Requirements-quality lineage (Wiegers attributes; ISO-25010 NFR classes) carries over from the Requirements Review proposal's source material.

Historical context (superseded — preserved for reference)

The framings below are no longer canonical. They are kept so the doc's lineage is legible.

Superseded framing 2 — "Requirements Review UX as v1.6.0" (2026-05-03 → 2026-05-24)

From 2026-05-03 to 2026-05-24, v1.6.0's canonical scope was the interactive Requirements Review operator UX (QPB_v1.6.x_Requirements_Review_Proposal.md). On 2026-05-24 that UX was repositioned to a later v1.6.x point release and v1.6.0 became the NFR discovery + FP-audit feature (above), because the NFR work is a prerequisite for meaningful requirements review and is motivated by the concrete OpenFGA precision failure. The Requirements Review proposal remains the canonical scope for that later release.

Superseded framing 1 — "first iterative-improvement release / single lever pull" (April 2026)

The original April-2026 framing cast v1.6.0 as the first iterative-improvement release shipping one lever pull validated by the v1.5.4 apparatus. That goal was absorbed by v1.5.5 (run-state instrumentation + autonomous orchestrator) and v1.5.6 (Pattern 7 displacement-recovery cycle).
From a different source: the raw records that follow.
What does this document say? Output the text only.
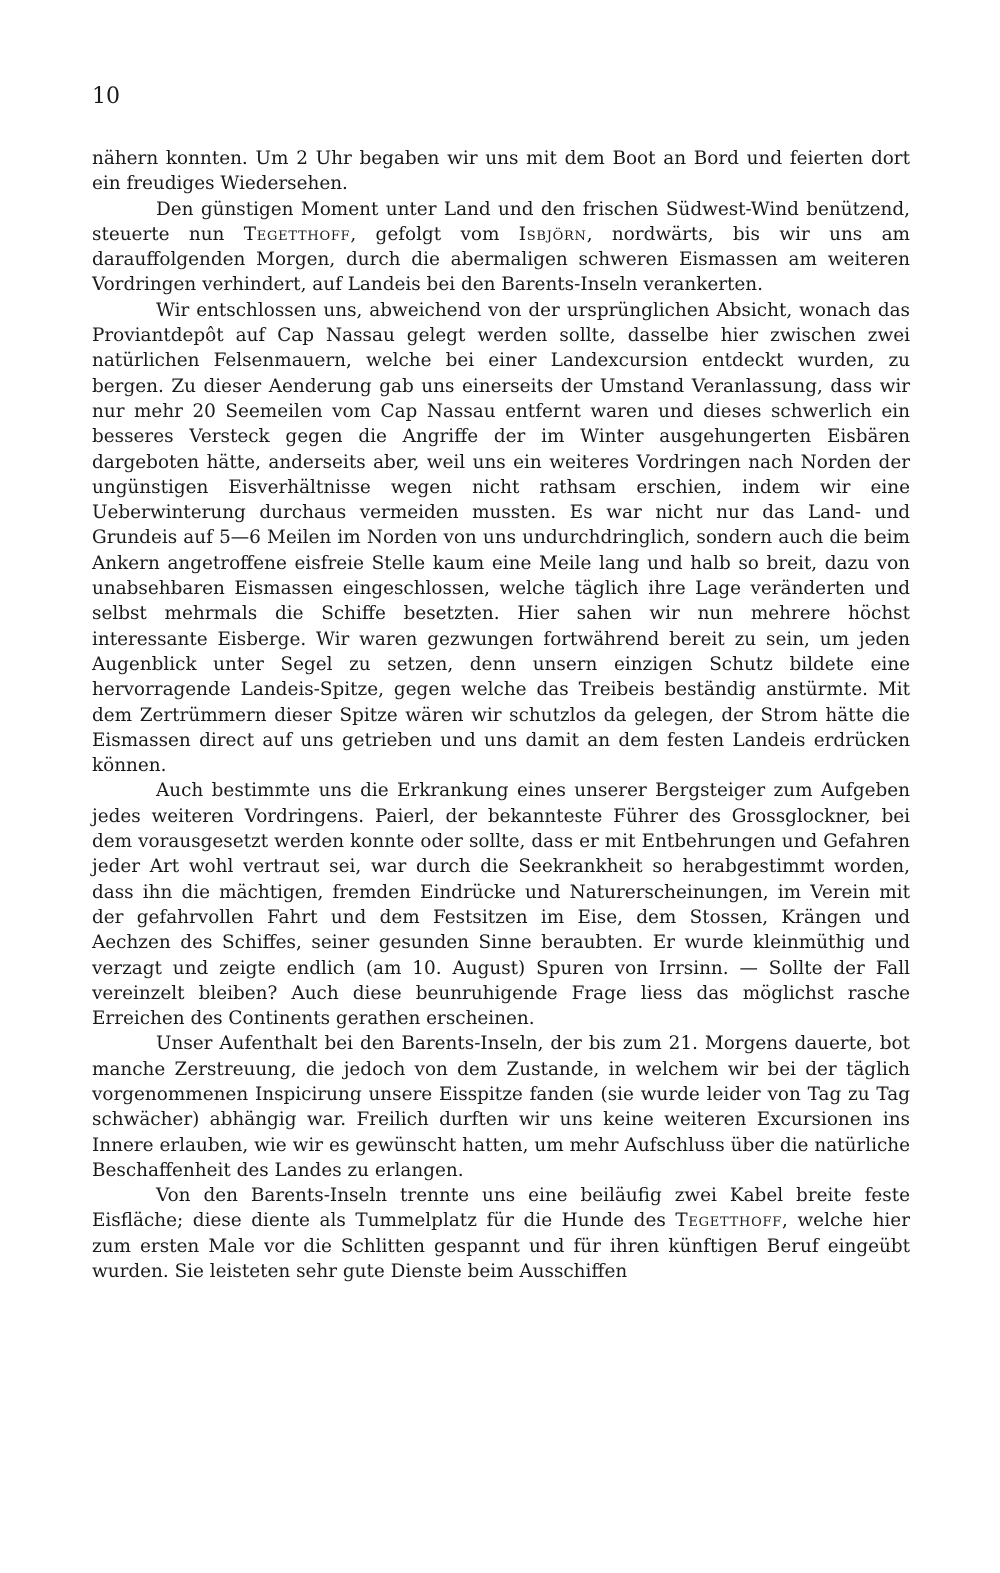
10

nähern konnten. Um 2 Uhr begaben wir uns mit dem Boot an Bord und feierten dort ein freudiges Wiedersehen.

Den günstigen Moment unter Land und den frischen Südwest-Wind benützend, steuerte nun Tegetthoff, gefolgt vom Isbjörn, nordwärts, bis wir uns am darauffolgenden Morgen, durch die abermaligen schweren Eismassen am weiteren Vordringen verhindert, auf Landeis bei den Barents-Inseln verankerten.

Wir entschlossen uns, abweichend von der ursprünglichen Absicht, wonach das Proviantdepôt auf Cap Nassau gelegt werden sollte, dasselbe hier zwischen zwei natürlichen Felsenmauern, welche bei einer Landexcursion entdeckt wurden, zu bergen. Zu dieser Aenderung gab uns einerseits der Umstand Veranlassung, dass wir nur mehr 20 Seemeilen vom Cap Nassau entfernt waren und dieses schwerlich ein besseres Versteck gegen die Angriffe der im Winter ausgehungerten Eisbären dargeboten hätte, anderseits aber, weil uns ein weiteres Vordringen nach Norden der ungünstigen Eisverhältnisse wegen nicht rathsam erschien, indem wir eine Ueberwinterung durchaus vermeiden mussten. Es war nicht nur das Land- und Grundeis auf 5—6 Meilen im Norden von uns undurchdringlich, sondern auch die beim Ankern angetroffene eisfreie Stelle kaum eine Meile lang und halb so breit, dazu von unabsehbaren Eismassen eingeschlossen, welche täglich ihre Lage veränderten und selbst mehrmals die Schiffe besetzten. Hier sahen wir nun mehrere höchst interessante Eisberge. Wir waren gezwungen fortwährend bereit zu sein, um jeden Augenblick unter Segel zu setzen, denn unsern einzigen Schutz bildete eine hervorragende Landeis-Spitze, gegen welche das Treibeis beständig anstürmte. Mit dem Zertrümmern dieser Spitze wären wir schutzlos da gelegen, der Strom hätte die Eismassen direct auf uns getrieben und uns damit an dem festen Landeis erdrücken können.

Auch bestimmte uns die Erkrankung eines unserer Bergsteiger zum Aufgeben jedes weiteren Vordringens. Paierl, der bekannteste Führer des Grossglockner, bei dem vorausgesetzt werden konnte oder sollte, dass er mit Entbehrungen und Gefahren jeder Art wohl vertraut sei, war durch die Seekrankheit so herabgestimmt worden, dass ihn die mächtigen, fremden Eindrücke und Naturerscheinungen, im Verein mit der gefahrvollen Fahrt und dem Festsitzen im Eise, dem Stossen, Krängen und Aechzen des Schiffes, seiner gesunden Sinne beraubten. Er wurde kleinmüthig und verzagt und zeigte endlich (am 10. August) Spuren von Irrsinn. — Sollte der Fall vereinzelt bleiben? Auch diese beunruhigende Frage liess das möglichst rasche Erreichen des Continents gerathen erscheinen.

Unser Aufenthalt bei den Barents-Inseln, der bis zum 21. Morgens dauerte, bot manche Zerstreuung, die jedoch von dem Zustande, in welchem wir bei der täglich vorgenommenen Inspicirung unsere Eisspitze fanden (sie wurde leider von Tag zu Tag schwächer) abhängig war. Freilich durften wir uns keine weiteren Excursionen ins Innere erlauben, wie wir es gewünscht hatten, um mehr Aufschluss über die natürliche Beschaffenheit des Landes zu erlangen.

Von den Barents-Inseln trennte uns eine beiläufig zwei Kabel breite feste Eisfläche; diese diente als Tummelplatz für die Hunde des Tegetthoff, welche hier zum ersten Male vor die Schlitten gespannt und für ihren künftigen Beruf eingeübt wurden. Sie leisteten sehr gute Dienste beim Ausschiffen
The detailed historical text for that framing is preserved in version-control history (pre-2026-05-24 revisions of this file).

Carry-forward backlog from v1.5.4 (still valid — opportunistic v1.6.x point-release candidates)

Dispositioned defer-to-v1.6.0 during v1.5.4 Phase 3.6.8 (Quality Playbook/Reviews/v1.5.4_backlog.md Section E); sequenced by calibration cycles, not a fixed list:

Algorithmic / curation: B-4 (171-floor curation — cross-partition merging / recalibrated band), B-5 (disposition-table degeneracy — Pass A/C redesign), B-6 (A.3 resolver heuristic broadening), B-7 (partition-density → curation tuning), B-9 (detector-precision FP analysis / candidate-confidence scoring), B-10 (UC anchor threshold fixtures).
Architectural / hygiene: B-8 (pytest import architecture for the gate suite), B-11 (Phase 4 5-of-5 prose-to-code BUG consolidation — document or remove), B-12 (calibration-anchor refresh cadence in classify_project.py).
Cross-model / cross-version: B-2 (cross-model second backend, opus), B-3 (v1.4.5 cross-version cell).
Categorization tagging: B-13 (per-bug categorization tagging surface) — partially subsumed by v1.6.0's nfr_class work; reconcile.
Documentation cadence: B-14 (formal orientation-doc release-cadence review + 18-persona TTP run).
Round-8 deferred MEDIUM/LOW: sentinel re-verification at phase boundaries; source-unchanged check on phase failure (not only exit_code==0); --strategy <X> bare-invocation escalation; _finalize_quality_layout partial-move logging; dead helper _runs_exclude_ignore deletion; Phase 6 hardcoded results/ read comment; AGENTS.md preservation-warning via lib.log.